月の満ち欠け
-------------------------------------------
『月の満ち欠け』
発行所 岩波書店
2019年10月4日 第1刷発行
2019年12月16日 第5刷発行
著者:佐藤正午
-------------------------------------------
小さい頃から、天体に興味を持っていたことから「月の満ち欠け」という題名に目が止まり、
帯にかかれた直木賞受賞作という文字を見て手に取った本。素朴な絵を見て購入を決めた。

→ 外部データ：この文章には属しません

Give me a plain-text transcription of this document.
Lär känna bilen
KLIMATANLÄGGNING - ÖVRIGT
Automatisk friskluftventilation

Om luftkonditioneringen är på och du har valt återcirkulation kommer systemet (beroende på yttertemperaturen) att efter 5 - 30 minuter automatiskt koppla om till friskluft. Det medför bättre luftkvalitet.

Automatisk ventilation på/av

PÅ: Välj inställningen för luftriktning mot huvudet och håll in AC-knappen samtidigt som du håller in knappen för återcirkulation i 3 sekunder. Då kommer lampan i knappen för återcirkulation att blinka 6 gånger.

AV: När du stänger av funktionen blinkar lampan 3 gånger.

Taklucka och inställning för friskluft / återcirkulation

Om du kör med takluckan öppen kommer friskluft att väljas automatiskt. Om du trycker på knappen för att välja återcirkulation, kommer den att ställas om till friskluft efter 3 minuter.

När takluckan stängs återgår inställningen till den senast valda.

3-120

この本は、時間や、視点がころころと変わる物語でありながら、全く違和感を感じさせない。
構成力や文章が洗練されている印象を受ける。
登場人物が昔の出来事を想起する場面では、
「それは30余年にわたる長い物語である。」
から始まり
昔の記憶がまるでリアルタイムの出来事のように語られ、その人物の人柄がようやく分かってきたところで再び現実に戻される。
そんな技法が多く使われているゆえ、
読者側は、様々な人に乗り移って時間旅行したような感覚をもたらされる。
とにかく惹きこまれる作品。
著者の力量だと感じた。
今回も面白かったため2回読んだ。
✳︎✳︎✳︎✳︎✳︎✳︎✳︎✳︎✳︎✳︎✳︎✳︎✳︎✳︎✳︎✳︎✳︎✳︎✳︎✳︎✳︎✳︎✳︎✳︎✳︎✳︎✳︎✳︎
あらすじ
『瑠璃も玻璃も照らせば光る』
〜つまらぬものの中に混じっていても
すぐれたものは光を当てれば
輝いてすぐにわかる〜
主人公の小山内は、東京駅のホームで道に迷っていた。余裕をもって到着するはずが、、腕時計は11時を差していた。
待ち合わせのカフェに着くと、彼女たちはとっくに座っていた。三角はまだ来ていないようだ。
そこには、母親と女の子がいた。
「ちゃんとした紹介もまだなのに、申し訳ありません。この子、るりです、娘の」
想像していた通り、利発そうな顔をした娘だ。
ところが、そのるりという子が
母親との会話で、いちいち挑発的なことを言ってくる。
「ほんとに絶対?小山内さん、年取ってモーロクしてるくせに、言い切れる?」
自分の家族とどら焼きを食べたか否かなんて、別にどうでもいいことじゃないか、そんなのいちいち覚えていない。
るりという名の娘に睨みつけられるように挑まれて、小山内は返す言葉をなくした。
✳︎ ✳︎ ✳︎
小山内にもむろん忘れ得ない人生の出来事はある。
小山内には妻がいた。瑠璃という娘もいた。
ある日、瑠璃が高熱を出し寝込んでしまった。
数日続いたため、大きな病院め診てもらおうと覚悟していたところ、1週間きっかりのタイミングで原因不明の熱は下がり、瑠璃は回復した。
小山内も妻も安堵した。
しかし、その日を境に、妻から瑠璃の様子がおかしいと相談されるようになる。
「なんだか高熱を出してから大人びて見えるときがある」
その時は、馬鹿なことを言ってからと気にもしなかったが、、、まさかあんなことになるなんて。
✳︎✳︎✳︎✳︎✳︎✳︎✳︎✳︎✳︎✳︎✳︎✳︎✳︎✳︎✳︎✳︎✳︎✳︎✳︎✳︎✳︎✳︎✳︎✳︎✳︎✳︎✳︎✳︎
あまりあらすじを書いてしまうと、
初読みの面白さがなくなる作品なので、
ここら辺でやめておく。
読み進めるうちに登場人物の関係性が明らかとなり、その中で主人公がこれからどのように振る舞うのか気になる作品だった。
一方、最後の終わり方は、個人的には好みではなかった。
死とは何か、生とは何か、
なんだか、いろんな登場人物が生きることをバカにしているような気がして、あっけらかんとしていて、、
こんなもやもやした感想だが、
読んだ人には、私のこのもやもやっとした感覚を分かってくれそうな気がする。